Hartmann, J., Thalheimer, F. B., Höpfner, F., Kerzel, T., Khodosevich, K., García-González, D., et al. (2019). GluA4-targeted AAV vectors deliver genes selectively to interneurons while relying on the AAV receptor for entry. Molecular Therapy: Methods & Clinical Development, 14, 252-260. doi:10.1016/j.omtm.2019.07.004.
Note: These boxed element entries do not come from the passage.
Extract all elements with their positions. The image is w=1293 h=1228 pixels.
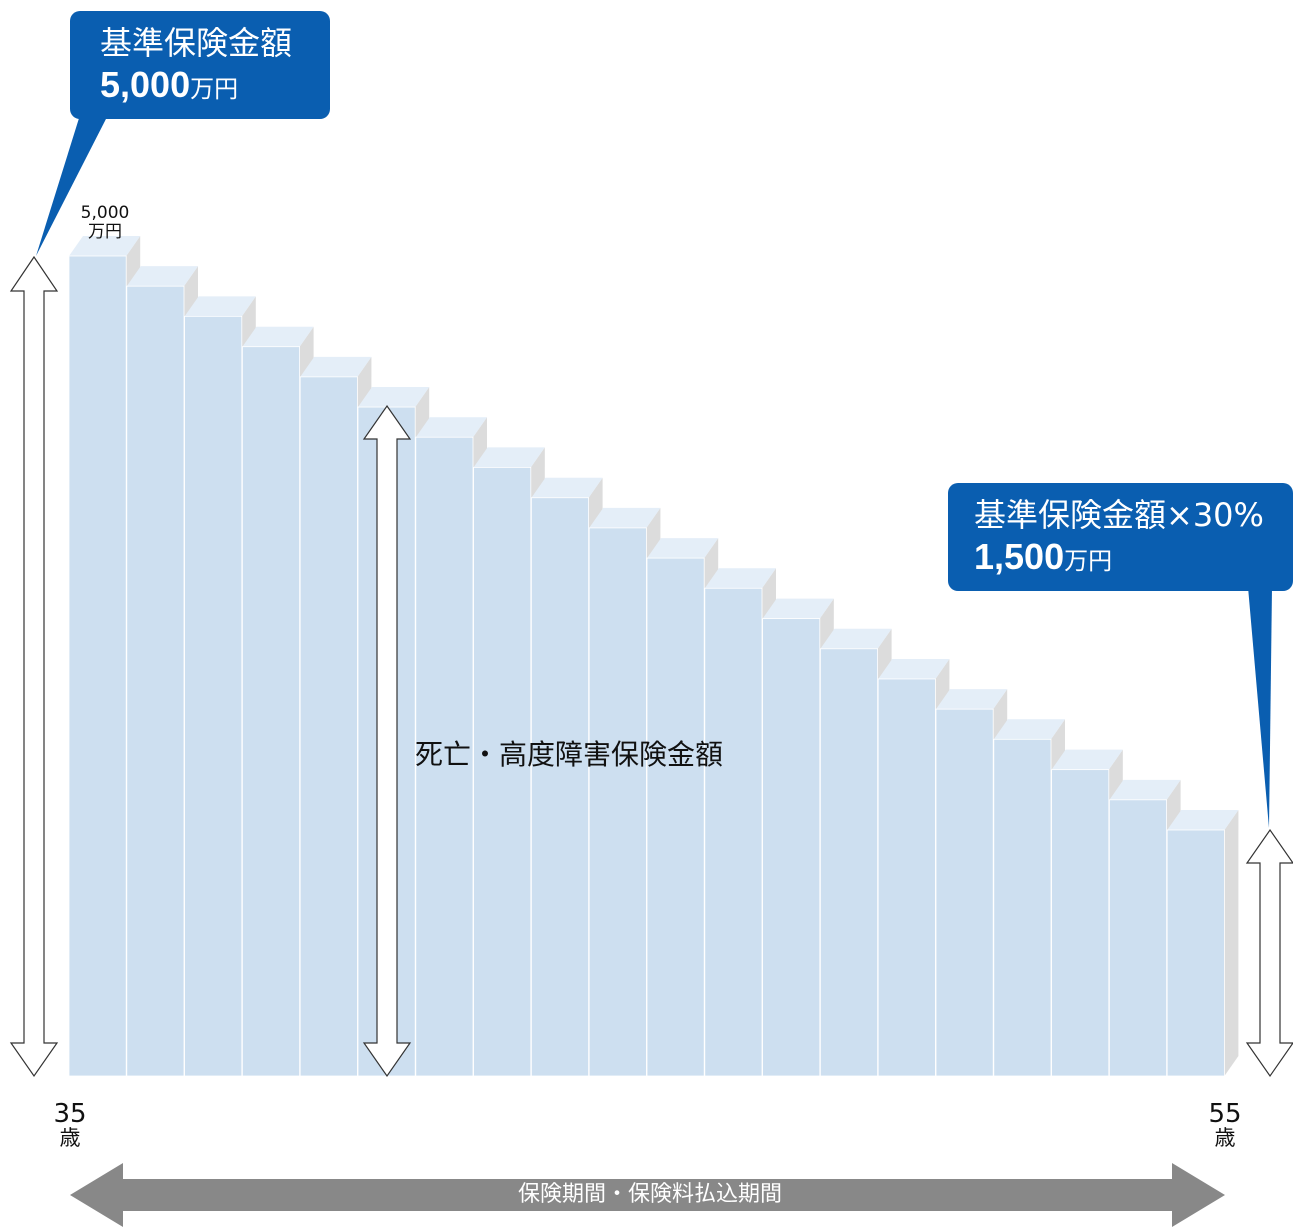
bar-top: [589, 507, 661, 528]
callout-right-title: 基準保険金額×30%: [974, 496, 1264, 534]
callout-left-unit: 万円: [190, 75, 239, 103]
callout-left-amount-line: 5,000万円: [100, 63, 330, 114]
bar-top: [415, 417, 487, 438]
period-arrow: [70, 1163, 1225, 1227]
bar-top: [69, 236, 141, 256]
start-age-value: 35: [53, 1099, 87, 1129]
callout-minimum-amount: 基準保険金額×30% 1,500万円: [948, 483, 1293, 591]
full-amount-double-arrow: [9, 255, 59, 1078]
bar-front: [299, 376, 358, 1077]
callout-right-amount-line: 1,500万円: [974, 535, 1293, 586]
bar-front: [1051, 769, 1110, 1077]
death-benefit-label: 死亡・高度障害保険金額: [415, 738, 724, 771]
bar-front: [704, 587, 763, 1077]
bar-front: [1109, 799, 1168, 1077]
minimum-amount-double-arrow: [1245, 828, 1293, 1078]
end-age-value: 55: [1208, 1099, 1242, 1129]
bar-top: [300, 356, 372, 377]
bars-group: [68, 236, 1239, 1077]
bar: [1166, 810, 1239, 1077]
end-age-unit: 歳: [1214, 1126, 1236, 1150]
bar-top: [1051, 749, 1123, 770]
bar-top: [531, 477, 603, 498]
bar-top: [647, 538, 719, 559]
bar-top: [184, 296, 256, 317]
callout-right-unit: 万円: [1064, 547, 1113, 575]
bar-front: [473, 466, 532, 1077]
bar-front: [531, 497, 590, 1077]
bar-front: [588, 527, 647, 1077]
bar-front: [184, 315, 243, 1077]
bar-front: [126, 285, 185, 1077]
bar-front: [241, 346, 300, 1077]
bar-top: [704, 568, 776, 589]
bar-front: [820, 648, 879, 1077]
callout-left-pointer: [36, 115, 108, 256]
callout-right-pointer: [1248, 587, 1272, 828]
start-age-label: 35 歳: [40, 1101, 100, 1149]
bar-top: [762, 598, 834, 619]
bar-top: [358, 387, 430, 408]
callout-left-amount: 5,000: [100, 64, 191, 105]
bar-front: [935, 708, 994, 1077]
chart-decor: [9, 115, 1293, 1227]
bar-front: [68, 255, 127, 1077]
top-bar-value-label: 5,000 万円: [68, 204, 142, 242]
death-amount-double-arrow: [362, 404, 412, 1078]
callout-base-amount: 基準保険金額 5,000万円: [70, 11, 330, 119]
callout-right-amount: 1,500: [974, 536, 1065, 577]
bar-top: [878, 658, 950, 679]
bar-front: [877, 678, 936, 1077]
bar-top: [126, 266, 198, 287]
bar-top: [1167, 810, 1239, 830]
bar-top: [1109, 779, 1181, 800]
bar-top: [820, 628, 892, 649]
bar-front: [1166, 829, 1225, 1077]
start-age-unit: 歳: [59, 1126, 81, 1150]
bar-top: [993, 719, 1065, 740]
period-label: 保険期間・保険料払込期間: [517, 1182, 782, 1207]
bar-front: [646, 557, 705, 1077]
bar-top: [473, 447, 545, 468]
bar-front: [762, 618, 821, 1077]
bar-top: [936, 689, 1008, 710]
callout-left-title: 基準保険金額: [100, 24, 293, 62]
bar-top: [242, 326, 314, 347]
top-bar-value: 5,000: [80, 203, 130, 223]
end-age-label: 55 歳: [1195, 1101, 1255, 1149]
bar-side: [1224, 810, 1239, 1076]
bar-front: [415, 436, 474, 1077]
bar-front: [993, 738, 1052, 1077]
top-bar-unit: 万円: [88, 222, 122, 242]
Zitierlink: https://hdl.handle.net/21.11116/0000-0006-42B1-7

Zusammenfassung

Selective gene delivery into subtypes of interneurons remains an important challenge in vector development. Adeno-associated virus (AAV) vector particles are especially promising for intracerebral injections. For cell entry, AAV2 particles are supposed to attach to heparan-sulfate proteoglycans (HSPGs) followed by endocytosis via the AAV receptor (AAVR). Here, we assessed engineered AAV particles deficient in HSPG attachment but competent in recognizing the glutamate receptor 4 (GluA4, also known as GluRD or GRIA4) through a displayed GluA4-specific DARPin (designed ankyrin repeat protein). When injected into the mouse brain, histological evaluation revealed that in various regions, more than 90% of the transduced cells were interneurons, mainly of the parvalbumin-positive subtype. Although part of the selectivity was mediated by the DARPin, the chosen spleen focus-forming virus (SFFV) promoter had contributed as well. Further analysis revealed that the DARPin mediated selective attachment to GluA4-positive cells, whereas gene delivery required expression of AAVR. Our data suggest that cell selectivity of AAV particles can be modified rationally and efficiently through DARPins, but expression of the AAV entry receptor remains essential.